The Future of Henry Clay Frick’s Museum
The Frick Collection temporarily vacated its historic mansion in 2020 to begin another renovation and expansion project. When completed, it will create new exhibition galleries (permitting the display of works now in storage) and also open up the second floor to the public for the first time. If all goes according to plan, this will be achieved without compromising the peaceful and elegant ambiance the museum is famous for. In the meantime, the museum is displaying its collections in the former Whitney Museum building on Madison Avenue – a setting that couldn’t possibly be more different from the usual one.

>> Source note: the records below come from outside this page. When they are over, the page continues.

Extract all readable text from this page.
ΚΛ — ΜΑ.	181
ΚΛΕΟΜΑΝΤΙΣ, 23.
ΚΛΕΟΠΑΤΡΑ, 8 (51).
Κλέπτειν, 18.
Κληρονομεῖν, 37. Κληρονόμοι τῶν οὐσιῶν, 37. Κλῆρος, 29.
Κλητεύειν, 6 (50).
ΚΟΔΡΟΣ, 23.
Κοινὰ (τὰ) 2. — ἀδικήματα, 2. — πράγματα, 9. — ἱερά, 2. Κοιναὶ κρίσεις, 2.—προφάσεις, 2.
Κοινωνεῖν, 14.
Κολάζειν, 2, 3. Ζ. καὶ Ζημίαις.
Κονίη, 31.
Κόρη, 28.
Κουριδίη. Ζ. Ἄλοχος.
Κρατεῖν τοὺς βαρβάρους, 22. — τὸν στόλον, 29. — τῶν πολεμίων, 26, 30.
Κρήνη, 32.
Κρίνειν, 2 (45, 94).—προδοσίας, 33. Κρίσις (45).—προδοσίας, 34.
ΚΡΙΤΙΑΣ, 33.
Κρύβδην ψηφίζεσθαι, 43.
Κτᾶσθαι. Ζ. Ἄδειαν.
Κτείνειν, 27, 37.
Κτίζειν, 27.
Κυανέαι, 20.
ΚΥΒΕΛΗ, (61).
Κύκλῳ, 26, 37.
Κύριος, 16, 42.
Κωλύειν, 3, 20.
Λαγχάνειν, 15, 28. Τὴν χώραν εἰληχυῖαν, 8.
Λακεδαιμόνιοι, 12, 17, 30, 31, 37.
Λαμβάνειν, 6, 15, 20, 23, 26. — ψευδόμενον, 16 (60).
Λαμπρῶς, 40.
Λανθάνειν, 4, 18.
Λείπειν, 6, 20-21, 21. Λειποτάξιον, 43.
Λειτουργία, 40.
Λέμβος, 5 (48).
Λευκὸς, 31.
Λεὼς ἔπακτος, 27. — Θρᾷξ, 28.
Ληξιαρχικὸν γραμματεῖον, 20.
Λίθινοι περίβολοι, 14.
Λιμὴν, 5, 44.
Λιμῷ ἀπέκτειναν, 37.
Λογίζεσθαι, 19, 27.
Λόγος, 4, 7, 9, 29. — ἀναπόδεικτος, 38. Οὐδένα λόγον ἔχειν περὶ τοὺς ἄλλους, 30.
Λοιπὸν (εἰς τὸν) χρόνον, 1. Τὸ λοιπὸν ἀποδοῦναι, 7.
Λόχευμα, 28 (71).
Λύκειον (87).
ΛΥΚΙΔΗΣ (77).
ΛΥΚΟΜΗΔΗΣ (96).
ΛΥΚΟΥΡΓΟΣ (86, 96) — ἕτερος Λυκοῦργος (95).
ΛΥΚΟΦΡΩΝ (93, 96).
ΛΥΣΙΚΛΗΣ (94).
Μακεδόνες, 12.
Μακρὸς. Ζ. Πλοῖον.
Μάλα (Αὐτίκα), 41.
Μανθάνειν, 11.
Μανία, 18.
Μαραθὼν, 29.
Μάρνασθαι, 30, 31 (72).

Despite its relatively small size, the Frick Collection is a thriving institution and a major force in the New York City art scene and art history in general. The Frick produces temporary exhibitions relevant to its permanent collection in concert with other museums and publishes many books for both scholarly and general audiences. In 2020 and 2021, however, the Frick Collection reached a new level of public acclaim when it produced Cocktails with a Curator, a series of sixty-six short videos about artworks in the museum collection. It was originally intended as a way to connect with museum audiences during the COVID-19 shutdown but quickly expanded beyond that to become a weekly highlight for many viewers, including this author.
Cocktails with a Curator ended over a year ago, but all episodes are still available to view on YouTube, and the museum will soon release the same material in book form. The series is a great example of the Frick’s unique combination of sophistication and popular appeal, and it’s highly worth watching. It’s unlikely that Henry Clay Frick, who died in 1919, could ever have dreamed that his museum would achieve worldwide fame for a series of videos that were often based on artworks he never even saw in his lifetime. However, there isn’t much question that the Frick Collection is doing a great job of living up to his stated desires – making his collection available to everyone and advancing the study of the art.